"Não importa o que fizeram com você. O que importa é o que você faz com aquilo que fizeram com você". Sartre

quinta-feira, 27 de novembro de 2014

TOC



TOC

* Este conto participou do 10º Concurso de Contos e Crônicas Unicult


    O relógio da parede assinalava vinte e uma horas. Podia-se ouvir no ambiente suave música clássica emitida pelas caixas de som do kit multimídia de um computador. Da grande janela da sala, chegava ao interior do recinto uma amálgama de sons que se confundiam entre o barulho de carros, motos, ruídos de vozes entrecortadas, latidos de cães e o som fugidio de músicas, que se podia deduzir advindo do interior de veículos que passavam pela avenida que havia logo em frente.
    No teto da sala havia uma luminária com duas lâmpadas, que difundia por toda ela uma luz fluorescente muito alva, o que indicava que a pessoa que ali residia era afeita ao hábito da leitura, pela boa iluminação que o local dispunha.
    Havia também um jogo de sofá de cor bege quase na entrada da porta; no chão ao lado do sofá havia um cesto onde estavam empilhados jornais e revistas; mais ao canto encontrava-se um barzinho com várias garrafas de bebidas enfileiradas, onde se podia encontrar vinhos, uísques e vodcas; no centro da sala havia uma grande mesa com vários livros empilhados uns sobre os outros.
    Defronte a um computador, podia-se divisar a figura de um homem que aparentava cerca de trinta anos. Seu nome era Miguel e parecia digitar algo num editor de textos.

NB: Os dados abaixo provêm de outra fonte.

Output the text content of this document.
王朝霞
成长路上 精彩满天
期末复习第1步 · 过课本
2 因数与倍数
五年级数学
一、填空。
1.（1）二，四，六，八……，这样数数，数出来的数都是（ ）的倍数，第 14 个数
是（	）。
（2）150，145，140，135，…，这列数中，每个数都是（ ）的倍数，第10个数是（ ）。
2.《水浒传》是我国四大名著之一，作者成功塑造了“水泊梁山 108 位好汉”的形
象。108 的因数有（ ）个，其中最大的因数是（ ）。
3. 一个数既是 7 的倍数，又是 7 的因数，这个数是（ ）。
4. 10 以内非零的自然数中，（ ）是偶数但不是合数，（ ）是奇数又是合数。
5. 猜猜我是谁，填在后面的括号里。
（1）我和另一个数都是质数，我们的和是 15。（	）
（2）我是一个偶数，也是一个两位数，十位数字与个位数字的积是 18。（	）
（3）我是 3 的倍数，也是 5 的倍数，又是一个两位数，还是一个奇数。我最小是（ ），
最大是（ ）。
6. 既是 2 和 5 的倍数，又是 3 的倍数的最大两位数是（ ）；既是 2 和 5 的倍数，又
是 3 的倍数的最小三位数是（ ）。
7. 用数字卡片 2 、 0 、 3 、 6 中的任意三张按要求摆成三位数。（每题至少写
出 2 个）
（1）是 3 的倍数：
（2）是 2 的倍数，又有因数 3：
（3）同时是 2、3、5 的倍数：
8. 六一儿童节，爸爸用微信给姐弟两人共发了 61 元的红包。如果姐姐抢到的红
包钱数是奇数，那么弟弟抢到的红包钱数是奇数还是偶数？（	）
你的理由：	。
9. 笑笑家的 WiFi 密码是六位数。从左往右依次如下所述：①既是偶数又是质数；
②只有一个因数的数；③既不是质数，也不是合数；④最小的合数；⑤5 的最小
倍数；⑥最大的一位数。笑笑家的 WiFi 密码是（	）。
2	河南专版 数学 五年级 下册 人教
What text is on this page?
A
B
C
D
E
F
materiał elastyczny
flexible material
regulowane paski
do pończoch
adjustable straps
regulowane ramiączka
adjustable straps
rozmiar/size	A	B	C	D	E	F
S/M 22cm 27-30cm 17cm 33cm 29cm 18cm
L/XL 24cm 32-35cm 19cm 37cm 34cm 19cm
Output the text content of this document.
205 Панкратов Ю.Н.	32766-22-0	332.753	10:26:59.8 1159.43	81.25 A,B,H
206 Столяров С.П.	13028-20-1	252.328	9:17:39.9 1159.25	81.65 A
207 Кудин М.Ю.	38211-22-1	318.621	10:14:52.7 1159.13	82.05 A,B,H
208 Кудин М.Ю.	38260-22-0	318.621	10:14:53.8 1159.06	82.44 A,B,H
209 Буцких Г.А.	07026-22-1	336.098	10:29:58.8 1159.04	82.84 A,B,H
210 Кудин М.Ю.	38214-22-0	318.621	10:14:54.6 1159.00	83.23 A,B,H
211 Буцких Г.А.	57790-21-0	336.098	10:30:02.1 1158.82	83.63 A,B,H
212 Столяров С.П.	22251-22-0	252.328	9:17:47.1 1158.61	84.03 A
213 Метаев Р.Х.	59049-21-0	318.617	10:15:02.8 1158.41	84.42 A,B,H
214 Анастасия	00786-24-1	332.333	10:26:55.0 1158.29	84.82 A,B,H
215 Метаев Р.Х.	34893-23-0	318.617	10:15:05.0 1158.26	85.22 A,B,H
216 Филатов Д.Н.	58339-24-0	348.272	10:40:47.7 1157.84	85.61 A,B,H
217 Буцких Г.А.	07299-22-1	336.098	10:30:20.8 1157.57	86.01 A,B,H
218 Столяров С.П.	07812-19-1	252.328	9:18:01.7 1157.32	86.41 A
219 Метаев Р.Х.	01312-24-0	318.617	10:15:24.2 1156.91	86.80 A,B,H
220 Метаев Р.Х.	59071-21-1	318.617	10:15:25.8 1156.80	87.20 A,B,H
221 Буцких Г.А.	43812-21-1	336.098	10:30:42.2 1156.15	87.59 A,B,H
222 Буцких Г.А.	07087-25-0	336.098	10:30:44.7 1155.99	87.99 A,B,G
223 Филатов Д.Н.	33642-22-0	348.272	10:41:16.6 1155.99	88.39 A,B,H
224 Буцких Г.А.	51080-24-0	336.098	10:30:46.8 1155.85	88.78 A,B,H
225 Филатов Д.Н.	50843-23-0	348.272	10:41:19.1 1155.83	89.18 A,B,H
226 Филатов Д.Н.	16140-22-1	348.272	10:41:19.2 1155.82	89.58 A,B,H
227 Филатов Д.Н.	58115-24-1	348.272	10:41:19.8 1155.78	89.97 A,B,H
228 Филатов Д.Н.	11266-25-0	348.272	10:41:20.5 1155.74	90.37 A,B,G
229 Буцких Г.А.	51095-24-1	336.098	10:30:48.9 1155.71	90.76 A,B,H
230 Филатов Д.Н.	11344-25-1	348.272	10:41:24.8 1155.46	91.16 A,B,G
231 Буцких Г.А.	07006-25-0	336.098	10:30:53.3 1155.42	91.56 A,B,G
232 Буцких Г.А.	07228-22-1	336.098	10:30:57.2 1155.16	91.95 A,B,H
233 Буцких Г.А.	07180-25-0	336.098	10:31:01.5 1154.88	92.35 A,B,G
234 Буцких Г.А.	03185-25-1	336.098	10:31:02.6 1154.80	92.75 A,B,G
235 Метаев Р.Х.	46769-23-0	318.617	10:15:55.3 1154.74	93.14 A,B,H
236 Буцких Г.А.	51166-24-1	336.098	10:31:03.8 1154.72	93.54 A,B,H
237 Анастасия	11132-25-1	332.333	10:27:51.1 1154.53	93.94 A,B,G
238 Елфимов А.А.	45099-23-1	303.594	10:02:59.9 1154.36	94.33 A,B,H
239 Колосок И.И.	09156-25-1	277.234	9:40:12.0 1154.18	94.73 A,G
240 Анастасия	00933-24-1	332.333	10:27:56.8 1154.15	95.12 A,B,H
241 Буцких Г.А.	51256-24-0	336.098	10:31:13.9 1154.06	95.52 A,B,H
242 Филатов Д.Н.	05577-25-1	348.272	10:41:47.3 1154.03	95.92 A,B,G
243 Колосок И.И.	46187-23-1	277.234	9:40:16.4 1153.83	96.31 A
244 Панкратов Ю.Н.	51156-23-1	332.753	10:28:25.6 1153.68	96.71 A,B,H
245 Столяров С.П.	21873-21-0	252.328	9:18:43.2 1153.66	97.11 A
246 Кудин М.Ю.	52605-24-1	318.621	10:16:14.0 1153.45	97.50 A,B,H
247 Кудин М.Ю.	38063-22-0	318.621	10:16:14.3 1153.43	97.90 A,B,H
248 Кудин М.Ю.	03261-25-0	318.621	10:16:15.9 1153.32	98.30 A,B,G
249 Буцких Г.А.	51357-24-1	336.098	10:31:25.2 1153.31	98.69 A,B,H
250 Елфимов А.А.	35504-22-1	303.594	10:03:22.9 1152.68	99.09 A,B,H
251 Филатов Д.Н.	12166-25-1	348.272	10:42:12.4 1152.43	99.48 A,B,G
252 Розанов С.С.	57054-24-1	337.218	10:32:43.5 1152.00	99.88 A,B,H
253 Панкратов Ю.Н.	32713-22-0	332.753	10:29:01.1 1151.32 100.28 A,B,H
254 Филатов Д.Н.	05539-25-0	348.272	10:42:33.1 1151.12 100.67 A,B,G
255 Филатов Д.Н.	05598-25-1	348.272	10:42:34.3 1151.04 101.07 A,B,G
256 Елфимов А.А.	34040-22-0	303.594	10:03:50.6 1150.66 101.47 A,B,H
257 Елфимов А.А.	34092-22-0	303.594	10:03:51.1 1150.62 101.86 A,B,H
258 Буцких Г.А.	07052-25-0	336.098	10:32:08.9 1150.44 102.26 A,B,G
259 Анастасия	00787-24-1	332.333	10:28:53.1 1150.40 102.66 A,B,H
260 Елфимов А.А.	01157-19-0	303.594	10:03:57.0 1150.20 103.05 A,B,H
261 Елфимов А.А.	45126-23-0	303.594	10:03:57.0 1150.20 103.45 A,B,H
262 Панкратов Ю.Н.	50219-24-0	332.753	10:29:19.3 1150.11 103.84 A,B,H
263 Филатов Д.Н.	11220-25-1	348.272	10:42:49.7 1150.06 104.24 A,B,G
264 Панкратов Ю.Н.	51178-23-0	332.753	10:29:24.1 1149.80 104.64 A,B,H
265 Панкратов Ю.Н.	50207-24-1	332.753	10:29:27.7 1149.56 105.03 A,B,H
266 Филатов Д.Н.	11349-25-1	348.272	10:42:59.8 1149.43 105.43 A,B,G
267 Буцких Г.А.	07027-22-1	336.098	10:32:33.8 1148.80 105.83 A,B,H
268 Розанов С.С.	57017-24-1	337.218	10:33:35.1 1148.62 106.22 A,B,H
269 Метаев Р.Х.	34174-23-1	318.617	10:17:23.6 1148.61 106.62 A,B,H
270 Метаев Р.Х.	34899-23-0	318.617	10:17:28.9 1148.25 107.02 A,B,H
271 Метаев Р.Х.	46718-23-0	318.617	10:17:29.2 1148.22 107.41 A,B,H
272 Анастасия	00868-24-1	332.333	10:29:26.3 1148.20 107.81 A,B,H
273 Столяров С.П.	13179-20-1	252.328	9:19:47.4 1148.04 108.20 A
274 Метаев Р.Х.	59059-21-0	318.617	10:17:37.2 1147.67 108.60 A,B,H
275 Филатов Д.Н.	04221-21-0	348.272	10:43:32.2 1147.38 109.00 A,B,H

O mesmo estava sozinho - mas se alguém pudesse observá-lo - notaria que o comportamento de nossa personagem era no mínimo estranho.
    Em intervalos de tempo mais ou menos curtos, interrompia a digitação do texto abruptamente, no que deletava com a tecla back space o que já havia sido escrito, para digitar tudo novamente; ao lado da mesa do computador havia um calhamaço de folhas que consultava em pequenos lapsos de tempo e que pareciam conter dados estatísticos; estranhamente Miguel lia uma página e parecia cumprir um ritual de ter que lê-la várias vezes seguidas; de momento em momento olhava para o celular com o intento de saber as horas, mas a ação se repetia tantas vezes, que nosso interlocutor não parecia acreditar no que o visor do telefone lhe informava. Todas essas ações as fazia repetidas vezes e lhe pareciam causar grande desconforto.
    Parecendo não suportar mais aquele estado, Miguel parou de digitar o texto, salvando o arquivo e, levantando-se da cadeira, caminhou até a janela de onde se podia ouvir o barulho das ondas quebrando nos rochedos.
    Era a praia de Ipanema. De olhos fechados, com a face suarenta, Miguel parecia sorver todo o frescor daquela brisa marítima. Passados alguns minutos - em que parecia mais aliviado - o mesmo pegou o celular do bolso da calça e fez uma ligação.
    Ligava para Fernanda, moça que morava na Barra da Tijuca e com quem Miguel já se relacionava há alguns meses. Depois de duas ou três chamadas, a pessoa do outro lado da linha atendeu.
    - Alô - atendeu Fernanda.
   - Oi amor - respondeu Miguel - será que podia te ver hoje?
  - Claro, meu bem... Estava aqui deitada lendo um livro, pode vir que estou te esperando.
    - Está bem, daqui mais ou menos quarenta minutos estou aí... Beijos!
   - Beijos! - respondeu Fernanda desligando o telefone.
    Depois de desligar o telefone, Miguel então foi se arrumar. Fernanda além de namorada, era uma espécie de confidente com quem desabafava suas "pirações". A bem da verdade, nem sempre a moça conseguia compreender muito bem o que ele lhe relatava, mas não se importava de nestas horas fazer as vezes de "psicóloga".
  A angústia e o desconforto que Miguel sentia naqueles momentos, quase que o obrigavam a buscar a companhia de alguém para desabafar, e Fernanda entendia isto como ninguém.
   Desligou o computador; foi até o barzinho e se serviu de um copo de vinho; depois caminhou até o banheiro onde passou uma água no rosto, encheu a tampa do vidro de enxaguante bucal para fazer um gargarejo, penteou os cabelos e passou perfume.
   Findo os cuidados com a aparência, passou pela sala, pegou a carteira e as chaves do carro que estavam em cima da mesa, apagou as luzes e ao fechar a porta da sala, se dirigiu até o elevador que o levaria até a garagem do edifício.
  Passados alguns minutos, encontrava-se Miguel dentro do seu carro em direção à Barra da Tijuca. Enquanto dirigia pela avenida Niemeyer, pensava um pouco em tudo aquilo que estava acontecendo em sua vida.
  Já havia ultrapassado a "casa" dos trinta, mas aquele transtorno que sentia havia começado bem mais cedo, quando contava ainda onze ou doze anos de idade. Primeiro eram as ideias fixas, negativas, quase que intrusivas mesmo a lhe infernizar o íntimo. Alguns anos mais tarde, começariam os rituais: amarrar e desamarrar o cadarço do tênis várias vezes; se ver em um ambiente e de repente se deparar contando os azulejos das paredes; lavar excessivamente as mãos.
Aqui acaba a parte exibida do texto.